I love Paul Graham’sessays. Although longer than my usual reading allows the best way to read them is to star them on my google reader and read them later on the plane when I have downtime. He’s got a latest piece on the future of web startups. Dave’s got a summary but I think the main point is the “barrier to entry” is so much lower (costs, risk, etc.) that there will be a lot more startups than before. I have 3 important but different points than the ones either Dave or HipMojomake.

1. When I was at Cisco (1995+) we used to joke that Cisco purchased companies more often than we went grocery shopping. The times were good. You could buy companies with stock (Cisco’s stock was a huge premium then) and not have to worry about it. Not so any more. More companies are acquiring in mostly cash and some stock. Why? Accounting rules. Its just not possible for a lot of companies (save Google and a few others) to acquire companies for cash consistently. FAS 128 makes it difficult.

Previously, companies were required to amortize
goodwill over a long time (40 years), and this non-cash expense reduced
reported (GAAP) EPS. FAS 142 eliminates amortization and institutes an
annual impairment test. This article will briefly review the potential
impact of these changes on reported earnings. We expect the changes to
start impacting earnings by the end of 2001. 
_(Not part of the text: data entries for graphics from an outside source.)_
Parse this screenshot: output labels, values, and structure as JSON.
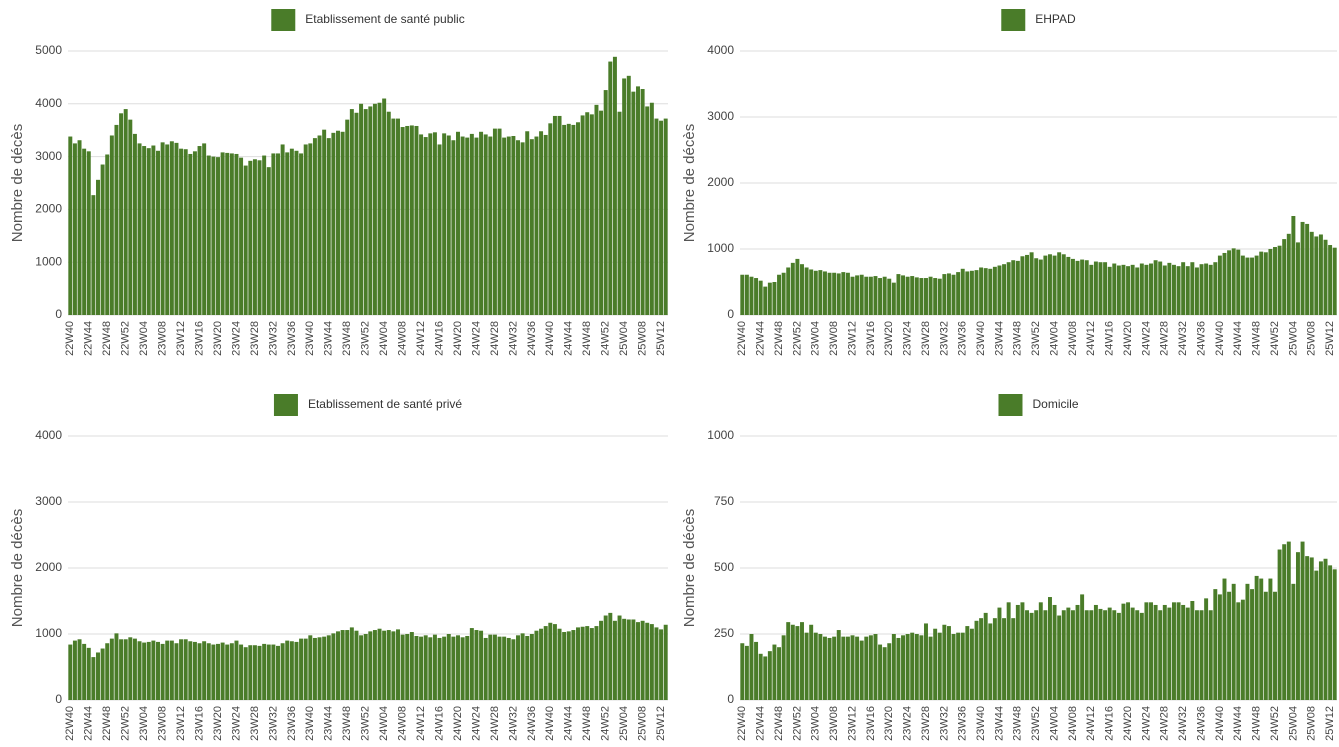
{
  "chart_data": [
    {
      "type": "bar",
      "ylabel": "Nombre de décès",
      "ylim": [
        0,
        5000
      ],
      "yticks": [
        0,
        1000,
        2000,
        3000,
        4000,
        5000
      ],
      "grid": true,
      "categories": [
        "22W40",
        null,
        null,
        null,
        "22W44",
        null,
        null,
        null,
        "22W48",
        null,
        null,
        null,
        "22W52",
        null,
        null,
        null,
        "23W04",
        null,
        null,
        null,
        "23W08",
        null,
        null,
        null,
        "23W12",
        null,
        null,
        null,
        "23W16",
        null,
        null,
        null,
        "23W20",
        null,
        null,
        null,
        "23W24",
        null,
        null,
        null,
        "23W28",
        null,
        null,
        null,
        "23W32",
        null,
        null,
        null,
        "23W36",
        null,
        null,
        null,
        "23W40",
        null,
        null,
        null,
        "23W44",
        null,
        null,
        null,
        "23W48",
        null,
        null,
        null,
        "23W52",
        null,
        null,
        null,
        "24W04",
        null,
        null,
        null,
        "24W08",
        null,
        null,
        null,
        "24W12",
        null,
        null,
        null,
        "24W16",
        null,
        null,
        null,
        "24W20",
        null,
        null,
        null,
        "24W24",
        null,
        null,
        null,
        "24W28",
        null,
        null,
        null,
        "24W32",
        null,
        null,
        null,
        "24W36",
        null,
        null,
        null,
        "24W40",
        null,
        null,
        null,
        "24W44",
        null,
        null,
        null,
        "24W48",
        null,
        null,
        null,
        "24W52",
        null,
        null,
        null,
        "25W04",
        null,
        null,
        null,
        "25W08",
        null,
        null,
        null,
        "25W12",
        null
      ],
      "series": [
        {
          "name": "Etablissement de santé public",
          "color": "#4a7c29",
          "values": [
            3380,
            3250,
            3310,
            3150,
            3100,
            2270,
            2560,
            2850,
            3040,
            3400,
            3600,
            3820,
            3900,
            3700,
            3430,
            3250,
            3200,
            3160,
            3210,
            3110,
            3270,
            3230,
            3290,
            3260,
            3150,
            3140,
            3050,
            3100,
            3200,
            3250,
            3020,
            3000,
            2990,
            3080,
            3070,
            3060,
            3050,
            2980,
            2830,
            2920,
            2950,
            2930,
            3020,
            2800,
            3060,
            3060,
            3230,
            3080,
            3150,
            3110,
            3060,
            3230,
            3250,
            3350,
            3400,
            3510,
            3350,
            3450,
            3490,
            3470,
            3700,
            3900,
            3830,
            4000,
            3900,
            3950,
            4000,
            4020,
            4100,
            3850,
            3720,
            3720,
            3560,
            3580,
            3590,
            3580,
            3420,
            3370,
            3440,
            3460,
            3230,
            3440,
            3400,
            3310,
            3470,
            3380,
            3360,
            3430,
            3360,
            3470,
            3420,
            3380,
            3530,
            3530,
            3360,
            3380,
            3390,
            3310,
            3270,
            3480,
            3330,
            3380,
            3480,
            3410,
            3630,
            3770,
            3770,
            3600,
            3620,
            3600,
            3650,
            3780,
            3840,
            3800,
            3980,
            3870,
            4260,
            4800,
            4890,
            3850,
            4480,
            4530,
            4230,
            4330,
            4280,
            3950,
            4020,
            3720,
            3680,
            3720
          ]
        }
      ]
    },
    {
      "type": "bar",
      "ylabel": "Nombre de décès",
      "ylim": [
        0,
        4000
      ],
      "yticks": [
        0,
        1000,
        2000,
        3000,
        4000
      ],
      "grid": true,
      "categories": [
        "22W40",
        null,
        null,
        null,
        "22W44",
        null,
        null,
        null,
        "22W48",
        null,
        null,
        null,
        "22W52",
        null,
        null,
        null,
        "23W04",
        null,
        null,
        null,
        "23W08",
        null,
        null,
        null,
        "23W12",
        null,
        null,
        null,
        "23W16",
        null,
        null,
        null,
        "23W20",
        null,
        null,
        null,
        "23W24",
        null,
        null,
        null,
        "23W28",
        null,
        null,
        null,
        "23W32",
        null,
        null,
        null,
        "23W36",
        null,
        null,
        null,
        "23W40",
        null,
        null,
        null,
        "23W44",
        null,
        null,
        null,
        "23W48",
        null,
        null,
        null,
        "23W52",
        null,
        null,
        null,
        "24W04",
        null,
        null,
        null,
        "24W08",
        null,
        null,
        null,
        "24W12",
        null,
        null,
        null,
        "24W16",
        null,
        null,
        null,
        "24W20",
        null,
        null,
        null,
        "24W24",
        null,
        null,
        null,
        "24W28",
        null,
        null,
        null,
        "24W32",
        null,
        null,
        null,
        "24W36",
        null,
        null,
        null,
        "24W40",
        null,
        null,
        null,
        "24W44",
        null,
        null,
        null,
        "24W48",
        null,
        null,
        null,
        "24W52",
        null,
        null,
        null,
        "25W04",
        null,
        null,
        null,
        "25W08",
        null,
        null,
        null,
        "25W12",
        null
      ],
      "series": [
        {
          "name": "EHPAD",
          "color": "#4a7c29",
          "values": [
            610,
            610,
            580,
            560,
            520,
            430,
            490,
            500,
            610,
            640,
            720,
            790,
            850,
            770,
            720,
            690,
            670,
            680,
            660,
            640,
            640,
            630,
            650,
            640,
            580,
            600,
            610,
            580,
            580,
            590,
            560,
            580,
            550,
            490,
            620,
            600,
            580,
            590,
            570,
            560,
            560,
            580,
            560,
            550,
            620,
            630,
            610,
            650,
            700,
            660,
            670,
            680,
            720,
            710,
            700,
            730,
            750,
            770,
            800,
            830,
            820,
            890,
            910,
            950,
            860,
            840,
            900,
            920,
            900,
            950,
            920,
            880,
            850,
            820,
            840,
            830,
            760,
            810,
            800,
            800,
            730,
            780,
            750,
            760,
            740,
            760,
            720,
            780,
            760,
            780,
            830,
            810,
            750,
            790,
            760,
            740,
            800,
            740,
            800,
            720,
            770,
            780,
            760,
            800,
            900,
            940,
            980,
            1010,
            990,
            900,
            870,
            870,
            900,
            960,
            950,
            1000,
            1030,
            1050,
            1150,
            1230,
            1500,
            1100,
            1410,
            1380,
            1260,
            1190,
            1220,
            1140,
            1060,
            1020
          ]
        }
      ]
    },
    {
      "type": "bar",
      "ylabel": "Nombre de décès",
      "ylim": [
        0,
        4000
      ],
      "yticks": [
        0,
        1000,
        2000,
        3000,
        4000
      ],
      "grid": true,
      "categories": [
        "22W40",
        null,
        null,
        null,
        "22W44",
        null,
        null,
        null,
        "22W48",
        null,
        null,
        null,
        "22W52",
        null,
        null,
        null,
        "23W04",
        null,
        null,
        null,
        "23W08",
        null,
        null,
        null,
        "23W12",
        null,
        null,
        null,
        "23W16",
        null,
        null,
        null,
        "23W20",
        null,
        null,
        null,
        "23W24",
        null,
        null,
        null,
        "23W28",
        null,
        null,
        null,
        "23W32",
        null,
        null,
        null,
        "23W36",
        null,
        null,
        null,
        "23W40",
        null,
        null,
        null,
        "23W44",
        null,
        null,
        null,
        "23W48",
        null,
        null,
        null,
        "23W52",
        null,
        null,
        null,
        "24W04",
        null,
        null,
        null,
        "24W08",
        null,
        null,
        null,
        "24W12",
        null,
        null,
        null,
        "24W16",
        null,
        null,
        null,
        "24W20",
        null,
        null,
        null,
        "24W24",
        null,
        null,
        null,
        "24W28",
        null,
        null,
        null,
        "24W32",
        null,
        null,
        null,
        "24W36",
        null,
        null,
        null,
        "24W40",
        null,
        null,
        null,
        "24W44",
        null,
        null,
        null,
        "24W48",
        null,
        null,
        null,
        "24W52",
        null,
        null,
        null,
        "25W04",
        null,
        null,
        null,
        "25W08",
        null,
        null,
        null,
        "25W12",
        null
      ],
      "series": [
        {
          "name": "Etablissement de santé privé",
          "color": "#4a7c29",
          "values": [
            840,
            900,
            920,
            850,
            790,
            650,
            720,
            780,
            860,
            930,
            1010,
            920,
            920,
            950,
            930,
            890,
            870,
            880,
            900,
            880,
            850,
            900,
            900,
            860,
            920,
            920,
            890,
            880,
            860,
            890,
            860,
            840,
            850,
            870,
            840,
            860,
            900,
            840,
            800,
            830,
            830,
            820,
            850,
            840,
            840,
            820,
            860,
            900,
            890,
            880,
            930,
            930,
            980,
            940,
            950,
            960,
            980,
            1010,
            1040,
            1060,
            1060,
            1100,
            1050,
            980,
            1000,
            1040,
            1060,
            1080,
            1050,
            1060,
            1040,
            1070,
            990,
            1000,
            1030,
            970,
            960,
            980,
            950,
            990,
            940,
            960,
            1000,
            960,
            980,
            950,
            970,
            1090,
            1060,
            1050,
            940,
            990,
            990,
            960,
            960,
            940,
            920,
            980,
            1010,
            970,
            1000,
            1050,
            1080,
            1120,
            1170,
            1150,
            1080,
            1030,
            1040,
            1060,
            1100,
            1110,
            1120,
            1090,
            1120,
            1200,
            1280,
            1320,
            1200,
            1280,
            1230,
            1220,
            1220,
            1180,
            1200,
            1170,
            1150,
            1100,
            1070,
            1140
          ]
        }
      ]
    },
    {
      "type": "bar",
      "ylabel": "Nombre de décès",
      "ylim": [
        0,
        1000
      ],
      "yticks": [
        0,
        250,
        500,
        750,
        1000
      ],
      "grid": true,
      "categories": [
        "22W40",
        null,
        null,
        null,
        "22W44",
        null,
        null,
        null,
        "22W48",
        null,
        null,
        null,
        "22W52",
        null,
        null,
        null,
        "23W04",
        null,
        null,
        null,
        "23W08",
        null,
        null,
        null,
        "23W12",
        null,
        null,
        null,
        "23W16",
        null,
        null,
        null,
        "23W20",
        null,
        null,
        null,
        "23W24",
        null,
        null,
        null,
        "23W28",
        null,
        null,
        null,
        "23W32",
        null,
        null,
        null,
        "23W36",
        null,
        null,
        null,
        "23W40",
        null,
        null,
        null,
        "23W44",
        null,
        null,
        null,
        "23W48",
        null,
        null,
        null,
        "23W52",
        null,
        null,
        null,
        "24W04",
        null,
        null,
        null,
        "24W08",
        null,
        null,
        null,
        "24W12",
        null,
        null,
        null,
        "24W16",
        null,
        null,
        null,
        "24W20",
        null,
        null,
        null,
        "24W24",
        null,
        null,
        null,
        "24W28",
        null,
        null,
        null,
        "24W32",
        null,
        null,
        null,
        "24W36",
        null,
        null,
        null,
        "24W40",
        null,
        null,
        null,
        "24W44",
        null,
        null,
        null,
        "24W48",
        null,
        null,
        null,
        "24W52",
        null,
        null,
        null,
        "25W04",
        null,
        null,
        null,
        "25W08",
        null,
        null,
        null,
        "25W12",
        null
      ],
      "series": [
        {
          "name": "Domicile",
          "color": "#4a7c29",
          "values": [
            215,
            205,
            250,
            220,
            175,
            165,
            185,
            210,
            200,
            245,
            295,
            285,
            280,
            295,
            255,
            285,
            255,
            250,
            240,
            235,
            240,
            265,
            240,
            240,
            245,
            240,
            225,
            240,
            245,
            250,
            210,
            200,
            215,
            250,
            235,
            245,
            250,
            255,
            250,
            245,
            290,
            240,
            270,
            255,
            285,
            280,
            250,
            255,
            255,
            280,
            270,
            300,
            310,
            330,
            290,
            310,
            350,
            310,
            370,
            310,
            360,
            370,
            340,
            330,
            340,
            370,
            340,
            390,
            360,
            320,
            340,
            350,
            340,
            360,
            400,
            340,
            340,
            360,
            345,
            340,
            350,
            340,
            330,
            365,
            370,
            350,
            340,
            330,
            370,
            370,
            360,
            340,
            360,
            350,
            370,
            370,
            360,
            350,
            375,
            340,
            340,
            385,
            340,
            420,
            400,
            460,
            410,
            440,
            370,
            380,
            440,
            420,
            470,
            460,
            410,
            460,
            410,
            570,
            590,
            600,
            440,
            560,
            600,
            545,
            540,
            490,
            525,
            535,
            510,
            495
          ]
        }
      ]
    }
  ]
}
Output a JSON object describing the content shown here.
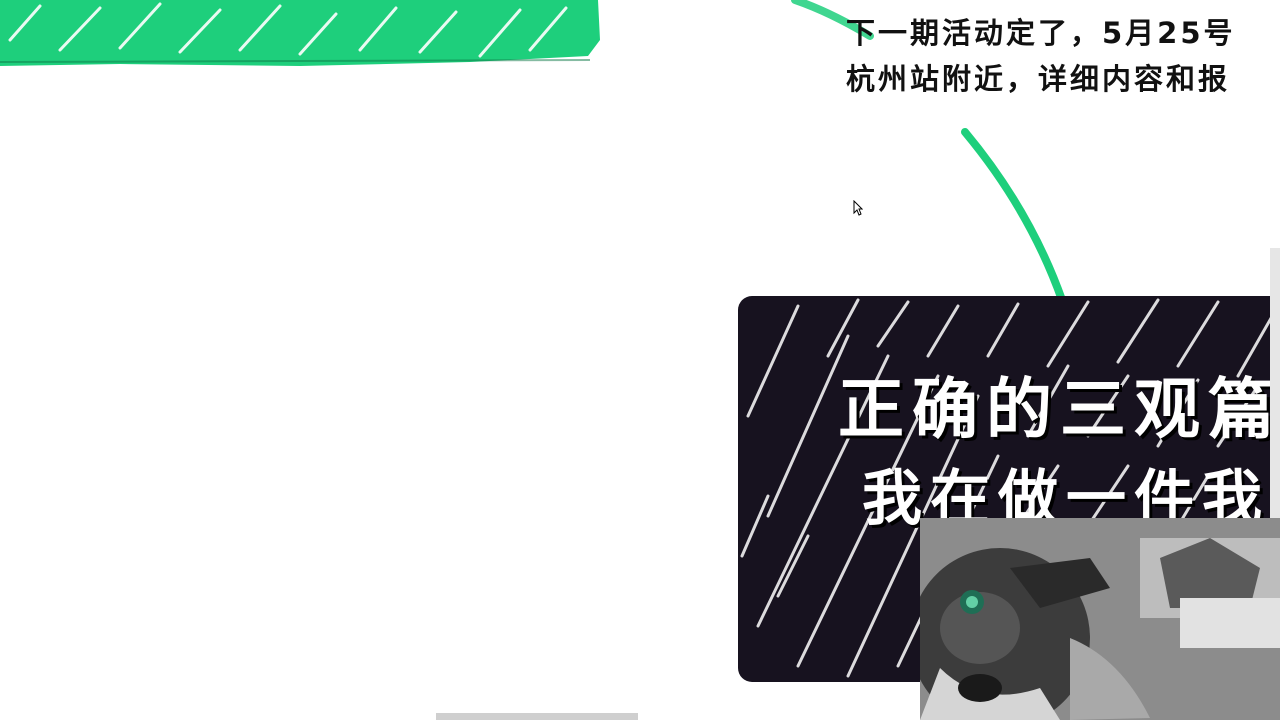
{
  "announcement": {
    "line1": "下一期活动定了，5月25号",
    "line2": "杭州站附近，详细内容和报"
  },
  "card": {
    "title": "正确的三观篇",
    "subtitle": "我在做一件我"
  },
  "colors": {
    "accent_green": "#1ecf7c",
    "card_background": "#17121f",
    "card_text": "#ffffff",
    "body_text": "#111111"
  },
  "icons": {
    "cursor": "mouse-pointer-icon"
  }
}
2. The BIGGEST hurdle in doing acquisitions is the “integration” the day after. If as Paul suggests lot more companies get acquired, this creates a HUGE strain on the acquiring company. Regardless of whether you are acquiring 2 person startup or a 2000 person organization, the integration is tedious, complex and often time consuming.

3. Sourcing and having a acquisition “champion and owner“. The real power of the acquisition is after the combined entity has something valuable together (as in 1+1=10). Even at Mercury we did about 7+ (2 were extremely successful) acquisitions in 3 years and getting an executive to “own and champion” the acquisition is difficult. Not because they don’t want to do it, but more because they have a day job. Keeping the role of champion outside of the organization that wants this acquisition done is also a problem.

So, I agree the costs of starting a company are lower now, but also think if you do get a downturn the “opportunity costs” for any individual working for a $200K job at Google versus $60K + bread + water is too high. People will go back to the “safe bet” when the market does (and it will) turn for the worse.

I agree though that these are best times for entrepreneurs.